Belskie said many of Lindy’s horses are retired to the farm. Frank “the elder” is fond of saying, “The horses are not like my brother or son, but they’re like a distant aunt or uncle. They’ve given me pleasure and been good to me.”

And so it goes on, from Sonny through his sons Jerry and Frank “the elder” to their children and beyond. Perhaps even a fourth generation is coming to one day operate Lindy Farms. Frank M. has two young sons being raised at Lindy and they already have a pony named Rocky at the training farm.

“He’s a cool little horse. It’s funny,” Frank M. said, laughing, as his brother Phil tells him that Rocky made a bold escape recently when he jumped his stall bungee chord when becoming scared by a leaf blower.

“No way. He jumped?” Frank M. asked incredulously. “Wow. Good for him.”

While the family would love nothing more than to have a fourth generation one day continue on with Lindy Farms, Frank M. said he’s troubled with the direction of the industry on many fronts.

“It goes back to people being professional about their trades, whatever they do,” Frank M. said. “The frustrating part that we have is I think we continually try to elevate the industry and so many people around us don’t treat it with the same kind of business professionalism or personal professionalism. It’s a major negative in our entire industry. People need to start recognizing that people have choices where they invest their money whether it’s for fun or for business… It doesn’t cost you any money to run a clean operation. You don’t need to have all the opulence, but just run a clean operation and wear a pair of pants every once in awhile to the races and treat your trade and yourself with some respect. That would be a nice thing for people to start doing in our industry.”

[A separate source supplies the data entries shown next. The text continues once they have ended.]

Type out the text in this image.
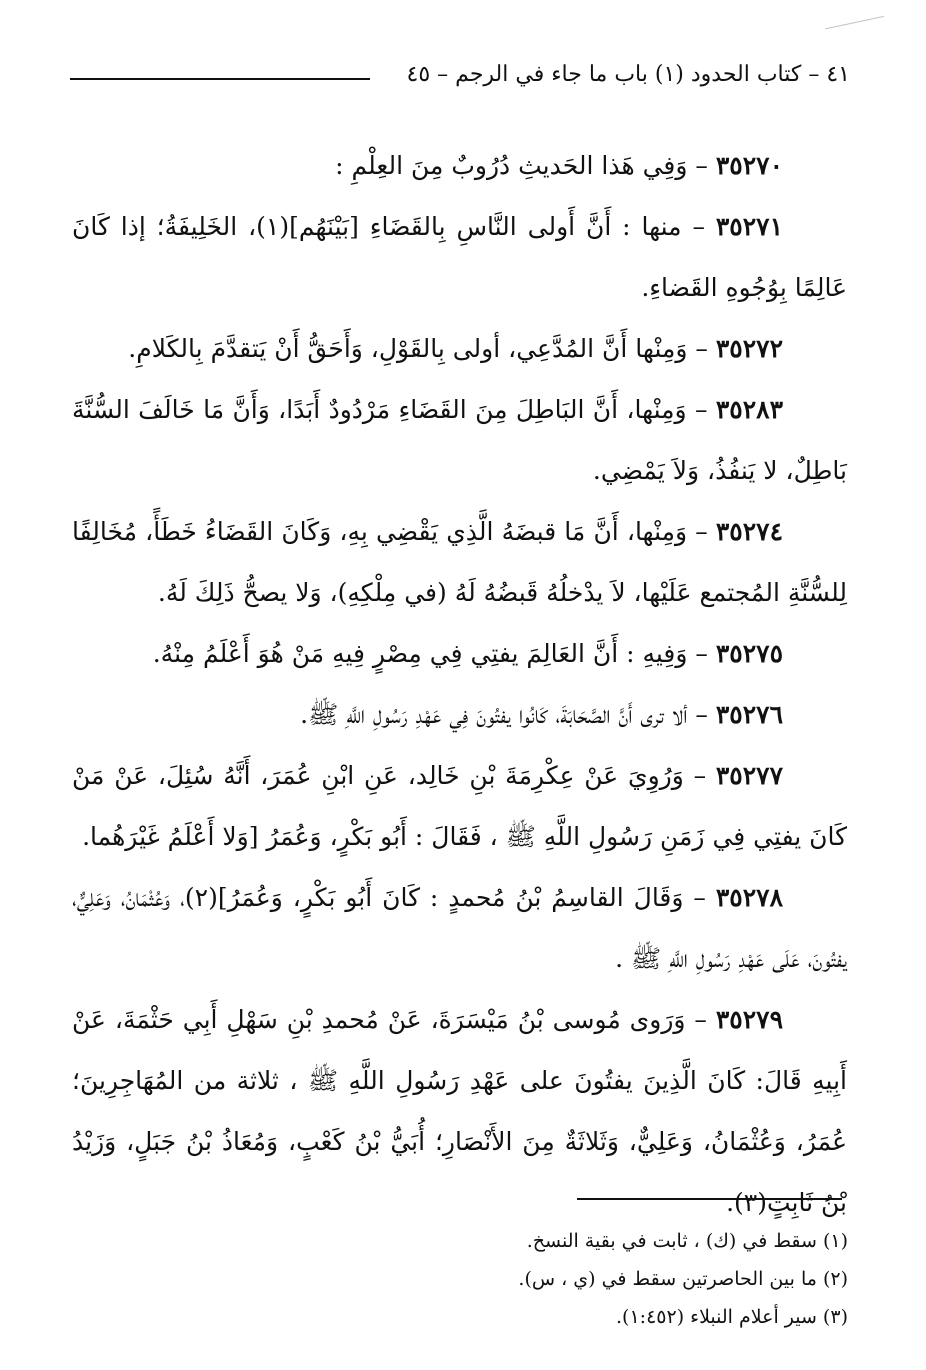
٤١ – كتاب الحدود (١) باب ما جاء في الرجم – ٤٥

٣٥٢٧٠ – وَفِي هَذا الحَديثِ دُرُوبٌ مِنَ العِلْمِ :

٣٥٢٧١ – منها : أَنَّ أَولى النَّاسِ بِالقَضَاءِ [بَيْنَهُم](١)، الخَلِيفَةُ؛ إذا كَانَ عَالِمًا بِوُجُوهِ القَضاءِ.

٣٥٢٧٢ – وَمِنْها أَنَّ المُدَّعِي، أولى بِالقَوْلِ، وَأَحَقُّ أَنْ يَتقدَّمَ بِالكَلامِ.

٣٥٢٨٣ – وَمِنْها، أَنَّ البَاطِلَ مِنَ القَضَاءِ مَرْدُودٌ أَبَدًا، وَأَنَّ مَا خَالَفَ السُّنَّةَ بَاطِلٌ، لا يَنفُذُ، وَلاَ يَمْضِي.

٣٥٢٧٤ – وَمِنْها، أَنَّ مَا قبضَهُ الَّذِي يَقْضِي بِهِ، وَكَانَ القَضَاءُ خَطَأً، مُخَالِفًا لِلسُّنَّةِ المُجتمع عَلَيْها، لاَ يدْخلُهُ قَبضُهُ لَهُ (في مِلْكِهِ)، وَلا يصحُّ ذَلِكَ لَهُ.

٣٥٢٧٥ – وَفِيهِ : أَنَّ العَالِمَ يفتِي فِي مِصْرٍ فِيهِ مَنْ هُوَ أَعْلَمُ مِنْهُ.

٣٥٢٧٦ – ألا ترى أَنَّ الصَّحَابَةَ، كَانُوا يفتُونَ فِي عَهْدِ رَسُولِ اللَّهِ ﷺ.

٣٥٢٧٧ – وَرُوِيَ عَنْ عِكْرِمَةَ بْنِ خَالِد، عَنِ ابْنِ عُمَرَ، أَنَّهُ سُئِلَ، عَنْ مَنْ كَانَ يفتِي فِي زَمَنِ رَسُولِ اللَّهِ ﷺ ، فَقَالَ : أَبُو بَكْرٍ، وَعُمَرُ [وَلا أَعْلَمُ غَيْرَهُما.

٣٥٢٧٨ – وَقَالَ القاسِمُ بْنُ مُحمدٍ : كَانَ أَبُو بَكْرٍ، وَعُمَرُ](٢)، وَعُثْمَانُ، وَعَلِيٌّ، يفتُونَ، عَلَى عَهْدِ رَسُولِ اللَّهِ ﷺ .

٣٥٢٧٩ – وَرَوى مُوسى بْنُ مَيْسَرَةَ، عَنْ مُحمدِ بْنِ سَهْلِ أَبِي حَثْمَةَ، عَنْ أَبِيهِ قَالَ: كَانَ الَّذِينَ يفتُونَ على عَهْدِ رَسُولِ اللَّهِ ﷺ ، ثلاثة من المُهَاجِرِينَ؛ عُمَرُ، وَعُثْمَانُ، وَعَلِيٌّ، وَثَلاثَةٌ مِنَ الأَنْصَارِ؛ أُبَيُّ بْنُ كَعْبٍ، وَمُعَاذُ بْنُ جَبَلٍ، وَزَيْدُ بْنُ ثَابِتٍ(٣).

(١) سقط في (ك) ، ثابت في بقية النسخ.

(٢) ما بين الحاصرتين سقط في (ي ، س).

(٣) سير أعلام النبلاء (١:٤٥٢).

Frank M. also is critical of tracks that don’t provide a great experience for owners and fans and trainers that don’t take on the role of creating a top-notch experience for their investors.

“More times than not you’re going to lose. How you can make that experience as enjoyable as possible is the challenge,” he said, pointing out that he has taken it upon himself to entertain partners at Lindy Farms, rather than take people to the racetrack.

“I didn’t want the people to necessarily go to the races. We had a family day at our farm and had everybody come to us because I can control that experience. I know I can do a good job at it. I don’t trust the racetracks to do it. They don’t do it the right way and most trainers don’t do it the right way,” Frank M. said. “I make sure that we have a box for Hambletonian Day and invite them and their family and we put out a little bit extra for them and make sure they get a hotel. You’re a concierge, but that’s the business you’re in. In any business, that’s what you have to do for your customers. I don’t think many trainers do that.”

Frank M. said he lives “in today and tomorrow” and his focus is firmly on moving Lindy Farms forward.

Though, clearly, he knows more about the past than he first admits. In the 1989, when Frank M. was six, his family’s trotter Probe — trained by Formia — dead-heated with Park Avenue Joe in the famed “too close to call” Hambletonian. Twenty-seven years later, Frank M. has the evidence that proves Probe —sent postward by Lindy’s Argentinean trainer Osvaldo Formia — won that Hambletonian outright.